Archive for the ‘Play’ Category

Exploring

I’m been thinking about exploring for a little while now. Specifically, I’m been thinking about what captures the imagination of kids and inspires them to explore when they get older. I remember my dad coming home when I was 9 with a copy of the Toronto Sun declaring that the Titanic had been found. It was a profound experience in my life: someone had explored the depths of the ocean and had found a ship lost for generations.

Titanic Found

In the 1980s, there was still an active space program and, suddenly, an active program exploring the seas.  The world around me was exciting and I read everything that I could about sea exploration.  When Bob Ballard, who found the Titanic, was mapping a shipwreck at the bottom of Lake Ontario, I was one of thousands of school kids who got to watch via telepresence – an early form of taking part in a webinar.  I actually got to speak to one of my heroes!  In short, exploration was in my blood and, it should be of little surprise that my own play was about exploring and, as I grew older, I explored farther and farther afield. As an adult, I identify with exploring as a way of life and always try to keep moving our society forward.

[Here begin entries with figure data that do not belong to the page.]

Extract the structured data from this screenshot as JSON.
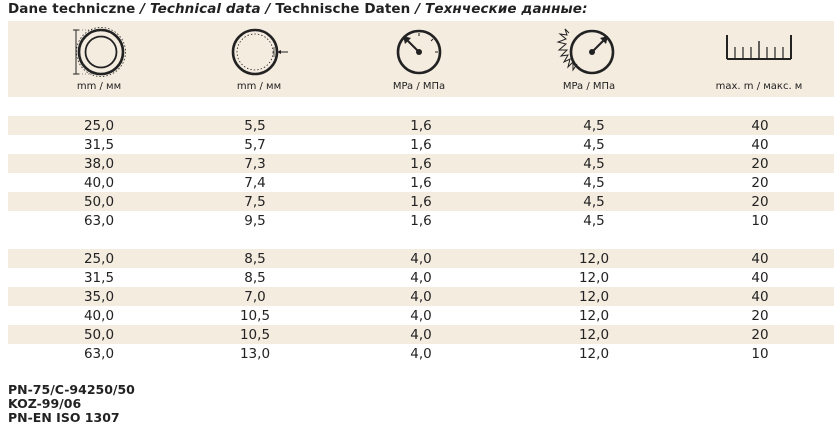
{
  "title": {
    "pl": "Dane techniczne",
    "sep1": " / ",
    "en": "Technical data",
    "sep2": " / ",
    "de": "Technische Daten",
    "sep3": " / ",
    "ru": "Технческие данные:"
  },
  "columns": [
    {
      "icon": "inner-diameter-icon",
      "unit": "mm / мм"
    },
    {
      "icon": "wall-thickness-icon",
      "unit": "mm / мм"
    },
    {
      "icon": "working-pressure-gauge-icon",
      "unit": "MPa / МПа"
    },
    {
      "icon": "burst-pressure-gauge-icon",
      "unit": "MPa / МПа"
    },
    {
      "icon": "length-ruler-icon",
      "unit": "max. m / макс. м"
    }
  ],
  "groups": [
    {
      "rows": [
        [
          "25,0",
          "5,5",
          "1,6",
          "4,5",
          "40"
        ],
        [
          "31,5",
          "5,7",
          "1,6",
          "4,5",
          "40"
        ],
        [
          "38,0",
          "7,3",
          "1,6",
          "4,5",
          "20"
        ],
        [
          "40,0",
          "7,4",
          "1,6",
          "4,5",
          "20"
        ],
        [
          "50,0",
          "7,5",
          "1,6",
          "4,5",
          "20"
        ],
        [
          "63,0",
          "9,5",
          "1,6",
          "4,5",
          "10"
        ]
      ]
    },
    {
      "rows": [
        [
          "25,0",
          "8,5",
          "4,0",
          "12,0",
          "40"
        ],
        [
          "31,5",
          "8,5",
          "4,0",
          "12,0",
          "40"
        ],
        [
          "35,0",
          "7,0",
          "4,0",
          "12,0",
          "40"
        ],
        [
          "40,0",
          "10,5",
          "4,0",
          "12,0",
          "20"
        ],
        [
          "50,0",
          "10,5",
          "4,0",
          "12,0",
          "20"
        ],
        [
          "63,0",
          "13,0",
          "4,0",
          "12,0",
          "10"
        ]
      ]
    }
  ],
  "standards": [
    "PN-75/C-94250/50",
    "KOZ-99/06",
    "PN-EN ISO 1307"
  ],
  "colors": {
    "row_shade": "#f5ece0",
    "text": "#222222"
  }
}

So, where does the next generation of explorers come from? It’s true that there are still rocket launches and sea explorers, but it doesn’t hit our collective conciousness in the same way.  I think that it’s up to all of us to inspire children to explore the world around them. Give them a magnifying glass and a notebook. Get them a bird book and ask them to keep track of what they see. Give them a map and see if they can figure out where they are. Make them the navigators on your next road trip (take extra gas) and see where you end up.

I don’t know what the next frontier of exploration is going to be, but I know that if we don’t keep inspiring our children to look farther afield, just over the next horizon, we will never get there.  Exploring is a part of our nature, but we have to nurture it, or it will disappear.

Heavy lifting

Pretty early on in our son’s life, we started to teach him that picking up rocks was a lot of fun.  I like rocks and I feel like that can help anchor you with a sense of place.  I have rocks from the beach where I proposed to my wife, canoe trips and, somewhere, even a rock that was slipped into my backpack when I was a canoe guide.  I carried that rock for ten days in an act of ill advised bravado.

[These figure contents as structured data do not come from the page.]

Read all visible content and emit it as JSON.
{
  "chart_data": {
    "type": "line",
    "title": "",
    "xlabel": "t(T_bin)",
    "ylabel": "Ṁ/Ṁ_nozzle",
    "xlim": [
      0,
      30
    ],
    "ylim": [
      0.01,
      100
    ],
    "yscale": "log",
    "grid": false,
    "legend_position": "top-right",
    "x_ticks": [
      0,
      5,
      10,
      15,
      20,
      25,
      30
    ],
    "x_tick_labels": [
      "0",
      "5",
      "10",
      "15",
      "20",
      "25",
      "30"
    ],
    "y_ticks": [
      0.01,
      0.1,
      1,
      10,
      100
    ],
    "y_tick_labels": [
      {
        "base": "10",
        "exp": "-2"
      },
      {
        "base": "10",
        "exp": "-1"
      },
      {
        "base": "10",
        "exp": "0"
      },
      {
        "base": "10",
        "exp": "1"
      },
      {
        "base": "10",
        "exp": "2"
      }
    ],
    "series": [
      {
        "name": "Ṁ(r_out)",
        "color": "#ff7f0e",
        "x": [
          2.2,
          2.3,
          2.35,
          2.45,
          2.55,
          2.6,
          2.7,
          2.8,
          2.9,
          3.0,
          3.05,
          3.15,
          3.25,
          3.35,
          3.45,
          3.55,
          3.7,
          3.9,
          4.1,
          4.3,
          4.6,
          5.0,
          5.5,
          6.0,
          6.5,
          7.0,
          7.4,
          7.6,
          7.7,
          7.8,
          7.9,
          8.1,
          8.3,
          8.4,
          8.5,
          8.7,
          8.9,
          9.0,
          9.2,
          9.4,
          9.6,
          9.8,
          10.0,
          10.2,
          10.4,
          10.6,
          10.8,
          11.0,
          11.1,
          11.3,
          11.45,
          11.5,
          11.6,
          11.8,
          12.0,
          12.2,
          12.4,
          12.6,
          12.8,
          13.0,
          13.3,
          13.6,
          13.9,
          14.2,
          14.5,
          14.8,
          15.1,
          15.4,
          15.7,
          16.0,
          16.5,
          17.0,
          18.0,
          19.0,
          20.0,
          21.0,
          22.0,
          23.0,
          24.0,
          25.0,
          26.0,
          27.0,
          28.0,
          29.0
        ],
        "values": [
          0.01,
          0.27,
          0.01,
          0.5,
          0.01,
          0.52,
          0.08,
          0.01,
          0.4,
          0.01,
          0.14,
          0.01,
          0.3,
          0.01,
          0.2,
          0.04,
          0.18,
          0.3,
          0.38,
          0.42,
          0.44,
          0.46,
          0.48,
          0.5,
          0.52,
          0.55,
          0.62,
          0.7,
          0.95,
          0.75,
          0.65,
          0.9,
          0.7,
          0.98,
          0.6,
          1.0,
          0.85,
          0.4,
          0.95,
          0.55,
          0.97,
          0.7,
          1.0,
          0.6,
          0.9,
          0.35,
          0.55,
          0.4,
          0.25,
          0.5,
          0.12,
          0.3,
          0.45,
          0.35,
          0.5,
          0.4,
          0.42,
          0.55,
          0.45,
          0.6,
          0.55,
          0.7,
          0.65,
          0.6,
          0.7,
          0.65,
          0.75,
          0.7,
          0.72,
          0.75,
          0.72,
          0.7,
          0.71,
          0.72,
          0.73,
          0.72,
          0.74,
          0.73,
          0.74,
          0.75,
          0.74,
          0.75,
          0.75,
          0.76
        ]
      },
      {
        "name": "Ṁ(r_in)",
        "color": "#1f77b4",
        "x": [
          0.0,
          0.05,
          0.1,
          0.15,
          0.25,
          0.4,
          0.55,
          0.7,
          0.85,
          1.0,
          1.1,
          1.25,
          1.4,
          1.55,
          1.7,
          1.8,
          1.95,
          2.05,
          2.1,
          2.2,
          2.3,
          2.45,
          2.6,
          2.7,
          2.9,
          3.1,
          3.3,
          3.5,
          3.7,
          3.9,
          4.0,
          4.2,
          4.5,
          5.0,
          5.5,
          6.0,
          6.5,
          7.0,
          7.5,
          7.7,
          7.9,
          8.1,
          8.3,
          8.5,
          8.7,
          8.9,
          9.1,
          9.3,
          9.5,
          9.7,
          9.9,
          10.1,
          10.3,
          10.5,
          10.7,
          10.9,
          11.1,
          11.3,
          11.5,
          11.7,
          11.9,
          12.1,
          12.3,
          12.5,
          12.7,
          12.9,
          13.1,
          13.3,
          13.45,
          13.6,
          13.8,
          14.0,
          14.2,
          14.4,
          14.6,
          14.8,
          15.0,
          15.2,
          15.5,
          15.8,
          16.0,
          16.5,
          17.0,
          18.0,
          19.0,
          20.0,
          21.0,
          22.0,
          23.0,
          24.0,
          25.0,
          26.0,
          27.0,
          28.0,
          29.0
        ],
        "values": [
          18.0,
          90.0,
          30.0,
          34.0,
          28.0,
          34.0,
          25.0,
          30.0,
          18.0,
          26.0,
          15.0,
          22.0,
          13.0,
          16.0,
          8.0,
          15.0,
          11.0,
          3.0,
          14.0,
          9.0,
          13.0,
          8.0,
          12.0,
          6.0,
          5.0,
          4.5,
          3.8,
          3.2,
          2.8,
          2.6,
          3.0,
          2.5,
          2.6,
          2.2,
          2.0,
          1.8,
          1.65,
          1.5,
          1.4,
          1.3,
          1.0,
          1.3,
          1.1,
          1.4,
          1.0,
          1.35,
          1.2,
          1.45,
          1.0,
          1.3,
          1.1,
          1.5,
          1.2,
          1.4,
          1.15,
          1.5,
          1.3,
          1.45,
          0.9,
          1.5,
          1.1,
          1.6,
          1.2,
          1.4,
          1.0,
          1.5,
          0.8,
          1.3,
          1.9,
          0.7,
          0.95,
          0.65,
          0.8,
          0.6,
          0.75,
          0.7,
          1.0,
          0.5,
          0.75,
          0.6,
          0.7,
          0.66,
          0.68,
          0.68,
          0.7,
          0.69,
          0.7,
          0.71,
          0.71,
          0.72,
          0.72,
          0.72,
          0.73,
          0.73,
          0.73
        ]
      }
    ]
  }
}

Our son has taken to picking up rocks and stacking them, calling them a part of his collection and playing with them.  When he’s older, we’ll be able to look at rocks together and figure out where they came from.  We’ll be able to learn about the earth together.

Sonner than that, I’ll be able to teach him to skip stones (some kids don’t know how to do that anymore) and enjoy looking at water and the splashes that our little rocks make when we don’t quite make it.

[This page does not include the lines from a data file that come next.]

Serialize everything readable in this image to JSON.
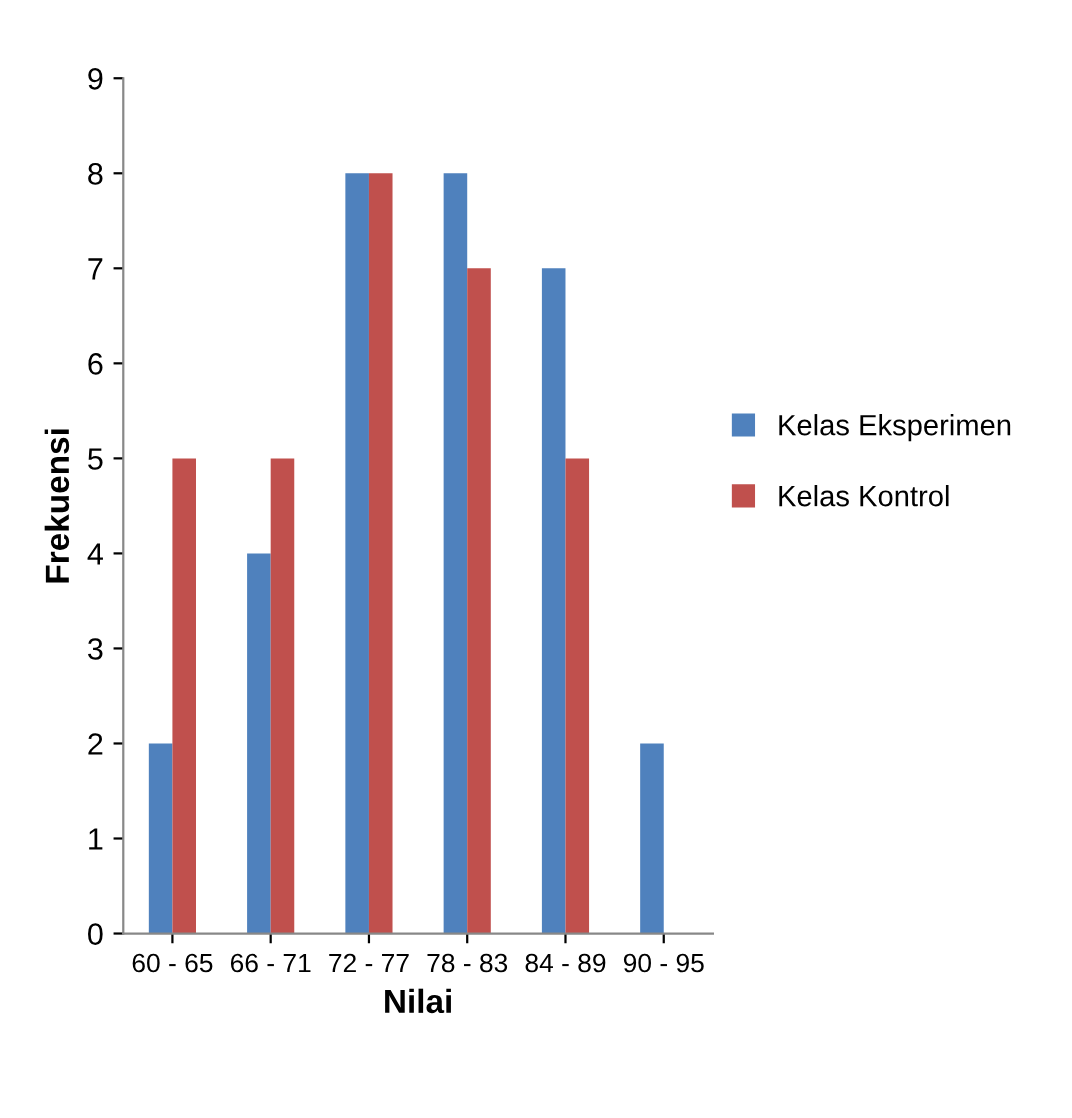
{
  "chart_data": {
    "type": "bar",
    "xlabel": "Nilai",
    "ylabel": "Frekuensi",
    "categories": [
      "60 - 65",
      "66 - 71",
      "72 - 77",
      "78 - 83",
      "84 - 89",
      "90 - 95"
    ],
    "series": [
      {
        "name": "Kelas Eksperimen",
        "color": "#4f81bd",
        "values": [
          2,
          4,
          8,
          8,
          7,
          2
        ]
      },
      {
        "name": "Kelas Kontrol",
        "color": "#c0504d",
        "values": [
          5,
          5,
          8,
          7,
          5,
          0
        ]
      }
    ],
    "ylim": [
      0,
      9
    ],
    "yticks": [
      0,
      1,
      2,
      3,
      4,
      5,
      6,
      7,
      8,
      9
    ],
    "grid": false,
    "legend": "right"
  }
}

For now, though, I’ll just enjoy watching him collect up the rocks, get a bit dirty and have fun outdoors.

 

Of sports and such

I joined a rec league beach volleyball team this year. I’m having a lot of fun at it and this is presenting a dilemma for me – I’ve been a pretty strong opponent of organized sports the last few years because of the research out there that shown they rob kids of the ability to learn to play. That doesn’t mean that I’m anti-sport, I’m just not convinced that signing your kids up for league team sports are the way to go.

Instead, I think that there is tremendous value in kicking around a soccer ball with your kids in the local park, making up rules and developing a culture where playing outdoors in an unstructured way is a part of your lives.

I think that rec leagues are a part of that. As long as kids aren’t organized every time that they play, there probably isn’t much harm in them. I’m still not sure that they are a good idea for five year olds, but my mind is opening a bit.